Google chimes in as U.S. Senate explores investment in clean energy

With high fuel prices and a troubled credit market dragging down the U.S. economy, why is now the right time for more investment in breakthrough energy technology?

Earlier this week,'s Director of Climate Change and Energy Initiatives, Dan Reicher, offered an answer to that question at a hearing before the Senate Energy and Natural Resources Committee. The session examined important legislation aimed at making it easier for clean and energy efficient technologies to get the funding they need to make it from the drawing board to the mainstream, where they can make a real impact on our economy and energy security.

Dan's testimony focused on two points. First, he argued that legislation aimed at spurring clean technology deployment must focus on financing promising high-risk projects in their early stages, so that they make it through the investment "Valley of Death" between the pilot project stage and full-scale commercial implementation. Second, he explained that a secondary market for energy project loans, and government-sponsored loan guarantees would make lending in this space more attractive.

Dan proposed that the two current pieces of legislation, offered separately by Chairman Jeff Bingaman and Ranking Member Pete V. Domenici, could be combined to move this issue forward.

1 comment:

Jake de Grazia said...

Why should the government provide this kind of financing and not private investors?

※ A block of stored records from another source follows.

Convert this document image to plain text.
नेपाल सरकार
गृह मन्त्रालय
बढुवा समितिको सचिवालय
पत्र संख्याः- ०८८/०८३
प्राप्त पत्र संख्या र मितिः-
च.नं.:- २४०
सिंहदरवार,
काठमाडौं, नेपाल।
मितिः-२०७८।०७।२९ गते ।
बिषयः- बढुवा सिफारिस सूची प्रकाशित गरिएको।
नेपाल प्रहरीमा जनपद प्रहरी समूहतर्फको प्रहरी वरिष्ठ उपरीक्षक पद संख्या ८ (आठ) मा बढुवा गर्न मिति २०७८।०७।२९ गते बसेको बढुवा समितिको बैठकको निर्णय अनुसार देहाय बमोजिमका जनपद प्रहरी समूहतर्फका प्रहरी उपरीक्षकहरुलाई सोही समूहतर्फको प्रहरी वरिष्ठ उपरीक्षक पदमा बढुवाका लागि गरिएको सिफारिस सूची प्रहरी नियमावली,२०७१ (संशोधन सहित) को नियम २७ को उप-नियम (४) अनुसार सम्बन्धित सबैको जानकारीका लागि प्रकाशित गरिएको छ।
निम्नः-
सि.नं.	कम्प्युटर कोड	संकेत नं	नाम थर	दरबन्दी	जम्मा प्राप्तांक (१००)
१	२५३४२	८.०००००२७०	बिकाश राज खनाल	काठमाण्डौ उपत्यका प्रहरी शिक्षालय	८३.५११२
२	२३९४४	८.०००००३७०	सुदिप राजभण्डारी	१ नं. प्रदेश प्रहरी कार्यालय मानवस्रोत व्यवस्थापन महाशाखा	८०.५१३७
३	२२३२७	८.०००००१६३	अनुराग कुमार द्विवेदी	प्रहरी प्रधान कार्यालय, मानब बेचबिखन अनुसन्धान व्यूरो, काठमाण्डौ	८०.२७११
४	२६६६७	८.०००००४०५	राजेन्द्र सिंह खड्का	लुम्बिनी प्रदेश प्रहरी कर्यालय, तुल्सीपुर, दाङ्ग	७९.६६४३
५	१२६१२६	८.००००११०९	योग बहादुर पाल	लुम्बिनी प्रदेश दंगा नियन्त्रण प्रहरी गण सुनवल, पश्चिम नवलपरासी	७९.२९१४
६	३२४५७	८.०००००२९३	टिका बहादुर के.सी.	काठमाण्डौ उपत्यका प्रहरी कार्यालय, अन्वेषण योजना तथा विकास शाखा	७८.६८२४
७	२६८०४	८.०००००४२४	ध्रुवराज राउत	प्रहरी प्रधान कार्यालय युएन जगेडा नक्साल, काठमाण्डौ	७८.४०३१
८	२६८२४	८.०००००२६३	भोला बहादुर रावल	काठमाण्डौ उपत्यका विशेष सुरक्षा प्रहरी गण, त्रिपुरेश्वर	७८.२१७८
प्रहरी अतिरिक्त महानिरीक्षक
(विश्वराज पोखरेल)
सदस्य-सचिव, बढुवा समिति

I mean I understand in theory that since the markets aren't perfect, we might be smart to meddle a bit to level the playing fields, but I worry about the government's definition of "promising."

There must be thousands of projects that could be supported, all of which probably have reasonable arguments why their technologies are THE magic beans, and the government can't finance them all. Who make the investment decisions? How are they made? And do these people have successful track records?

Sorry to be skeptical. I would absolutely love to see the best of these technologies get to market and make their contributions to the energy revolution, but I have some fears about the government's ability to make good investments.